Spirituality must be distinguished from religion—because people of every faith, and of none, have had the same sorts of spiritual experiences. While these states of mind are usually interpreted through the lens of one or another religious doctrine, we know that this is a mistake. Nothing that a Christian, a Muslim, and a Hindu can experience—self-transcending love, ecstasy, bliss, inner light—constitutes evidence in support of their traditional beliefs, because their beliefs are logically incompatible with one another. A deeper principle must be at work.
That principle is the subject of this book: The feeling that we call “I” is an illusion. There is no discrete self or ego living like a Minotaur in the labyrinth of the brain. And the feeling that there is—the sense of being perched somewhere behind your eyes, looking out at a world that is separate from yourself—can be altered or entirely extinguished. Although such experiences of “self-transcendence” are generally thought about in religious terms, there is nothing, in principle, irrational about them. From both a scientific and a philosophical point of view, they represent a clearer understanding of the way things are. Deepening that understanding, and repeatedly cutting through the illusion of the self, is what is meant by “spirituality” in the context of this book.
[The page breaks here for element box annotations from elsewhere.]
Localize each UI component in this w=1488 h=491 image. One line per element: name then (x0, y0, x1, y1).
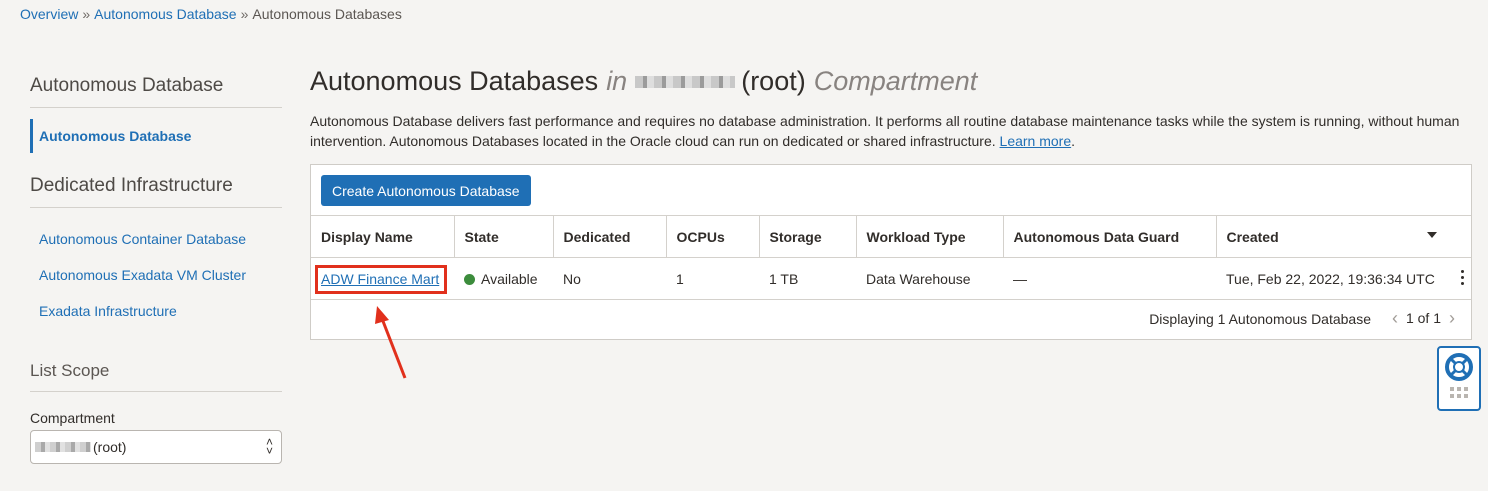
title-prefix: Autonomous Databases (310, 66, 599, 96)
created-value: Tue, Feb 22, 2022, 19:36:34 UTC (1226, 270, 1435, 287)
cell-ocpus: 1 (666, 257, 759, 300)
column-header-dedicated[interactable]: Dedicated (553, 215, 667, 258)
title-root: (root) (741, 66, 806, 96)
cell-state: Available (454, 257, 553, 300)
breadcrumb-overview[interactable]: Overview (20, 6, 78, 22)
compartment-label: Compartment (30, 410, 115, 426)
breadcrumb: Overview» Autonomous Database» Autonomous … (20, 6, 402, 22)
sidebar-item-exadata-vm-cluster[interactable]: Autonomous Exadata VM Cluster (30, 257, 282, 293)
select-chevron-icon: ˄ ˅ (265, 435, 273, 458)
table-footer-count: Displaying 1 Autonomous Database (1149, 311, 1371, 327)
create-autonomous-database-button[interactable]: Create Autonomous Database (321, 175, 531, 206)
sidebar-links: Autonomous Container Database Autonomous… (30, 221, 282, 329)
column-header-display-name[interactable]: Display Name (311, 215, 455, 258)
column-header-ocpus[interactable]: OCPUs (666, 215, 760, 258)
list-scope-heading: List Scope (30, 361, 282, 392)
row-actions-menu-icon[interactable] (1461, 270, 1465, 288)
description-period: . (1071, 133, 1076, 149)
annotation-arrow-icon (375, 306, 407, 379)
database-list-panel: Create Autonomous Database Display Name … (310, 164, 1472, 340)
sidebar-item-container-database[interactable]: Autonomous Container Database (30, 221, 282, 257)
drag-handle-icon[interactable] (1439, 387, 1479, 398)
column-header-workload-type[interactable]: Workload Type (856, 215, 1004, 258)
highlight-annotation-box (315, 265, 447, 294)
column-header-created[interactable]: Created (1216, 215, 1471, 258)
title-in: in (606, 66, 628, 96)
previous-page-icon[interactable]: ‹ (1392, 309, 1398, 327)
compartment-select[interactable]: (root) ˄ ˅ (30, 430, 282, 464)
breadcrumb-current: Autonomous Databases (252, 6, 402, 22)
database-table: Display Name State Dedicated OCPUs Stora… (311, 215, 1471, 300)
sort-descending-icon[interactable] (1427, 232, 1437, 238)
redacted-compartment-name (635, 75, 736, 88)
table-row: ADW Finance Mart Available No 1 1 TB Dat… (311, 257, 1471, 300)
breadcrumb-autonomous-database[interactable]: Autonomous Database (94, 6, 236, 22)
column-header-state[interactable]: State (454, 215, 554, 258)
sidebar-item-exadata-infrastructure[interactable]: Exadata Infrastructure (30, 293, 282, 329)
redacted-text (35, 442, 91, 452)
lifebuoy-icon (1445, 353, 1473, 381)
sidebar-item-autonomous-database[interactable]: Autonomous Database (30, 119, 282, 153)
state-value: Available (481, 270, 538, 287)
breadcrumb-separator: » (240, 6, 249, 22)
cell-data-guard: — (1003, 257, 1216, 300)
table-header-row: Display Name State Dedicated OCPUs Stora… (311, 215, 1471, 258)
column-header-storage[interactable]: Storage (759, 215, 857, 258)
sidebar-heading: Autonomous Database (30, 70, 282, 108)
cell-workload-type: Data Warehouse (856, 257, 1003, 300)
column-header-created-label: Created (1226, 228, 1279, 245)
description-text: Autonomous Database delivers fast perfor… (310, 113, 1460, 149)
sidebar-section-dedicated-infrastructure: Dedicated Infrastructure (30, 170, 282, 208)
title-suffix: Compartment (813, 66, 978, 96)
cell-storage: 1 TB (759, 257, 856, 300)
column-header-data-guard[interactable]: Autonomous Data Guard (1003, 215, 1217, 258)
cell-dedicated: No (553, 257, 666, 300)
learn-more-link[interactable]: Learn more (1000, 133, 1072, 149)
cell-display-name: ADW Finance Mart (311, 257, 454, 300)
page-description: Autonomous Database delivers fast perfor… (310, 111, 1472, 151)
status-available-icon (464, 273, 475, 285)
sidebar: Autonomous Database Autonomous Database … (30, 70, 282, 464)
main-content: Autonomous Databases in (root) Compartme… (310, 66, 1472, 151)
page-title: Autonomous Databases in (root) Compartme… (310, 66, 1472, 97)
cell-created: Tue, Feb 22, 2022, 19:36:34 UTC (1216, 257, 1471, 300)
breadcrumb-separator: » (82, 6, 91, 22)
compartment-value: (root) (93, 439, 127, 455)
next-page-icon[interactable]: › (1449, 309, 1455, 327)
pagination: ‹ 1 of 1 › (1392, 309, 1455, 327)
help-widget[interactable] (1437, 346, 1481, 411)
page-info: 1 of 1 (1405, 310, 1441, 326)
Now that I have read the book here are some thoughts. In some ways I wish this book would have been published a year earlier, because so much of what I have experienced and thought about in the last year aligns almost perfectly with the themes in this book. It could have given me a head start on the path I was taking. Reading this book now, it seems thoroughly familiar.
To explain: last year at this time I began meditating and taking an interest in spiritual experience independent of religious belief. I took an interest in Vipassana meditation, using techniques from the Mahasi Sayadaw tradition and following the "stages of insight" laid out originally in the Visuddhimagga. I also became interested in Advaita Vedanta and self inquiry and struggled to reconcile the two paths in my mind (gradual vs. sudden). I experimented with the "having no head" approach to perception that he describes and have taken hallucinogenics, considering their role on the spiritual path. I have read neuroscience books debunking the "illusion of self" from a naturalist point of view, and have considered the idea of brains being filters of universal mind. I could go on and on.
I think the value of this book for me is that it beautifully weaves together and confirms what I had already found to be true. There is an intimacy to knowing that other people are reading this and being exposed to practices and ideas that have so enthralled me.
There are a couple of quibbles that I have.
For one, I think he slightly misconstrues the Vipassana approach. While the means of Vipassana is cultivating concentration, sensory clarity and equanimity, a gradual process which implies somebody who is practicing (i.e. dualistic in a sense), the whole point is to more clearly and directly recognize the "three marks of existence", i.e., that all sensations and thoughts, including the ones normally thought to comprise the self (like the sensations behind the eyes), are inherently impermanent, unsatisfactory, and impersonal. According to my understanding and experience, if done correctly, it is just as "direct" as the other approaches he describes; in fact it all boils down to the same basic thing, just coming from a slightly different perspective.
He also doesn't address the fact that, despite its evanescent nature, the sense of self obviously evolved over time through natural selection because it provided an evolutionary advantage at some point. It may very well be true that it is no longer useful to thrive in the 21st century, but to dismiss it out of hand and call it an illusion, without placing it in a historical context, is kind of misleading.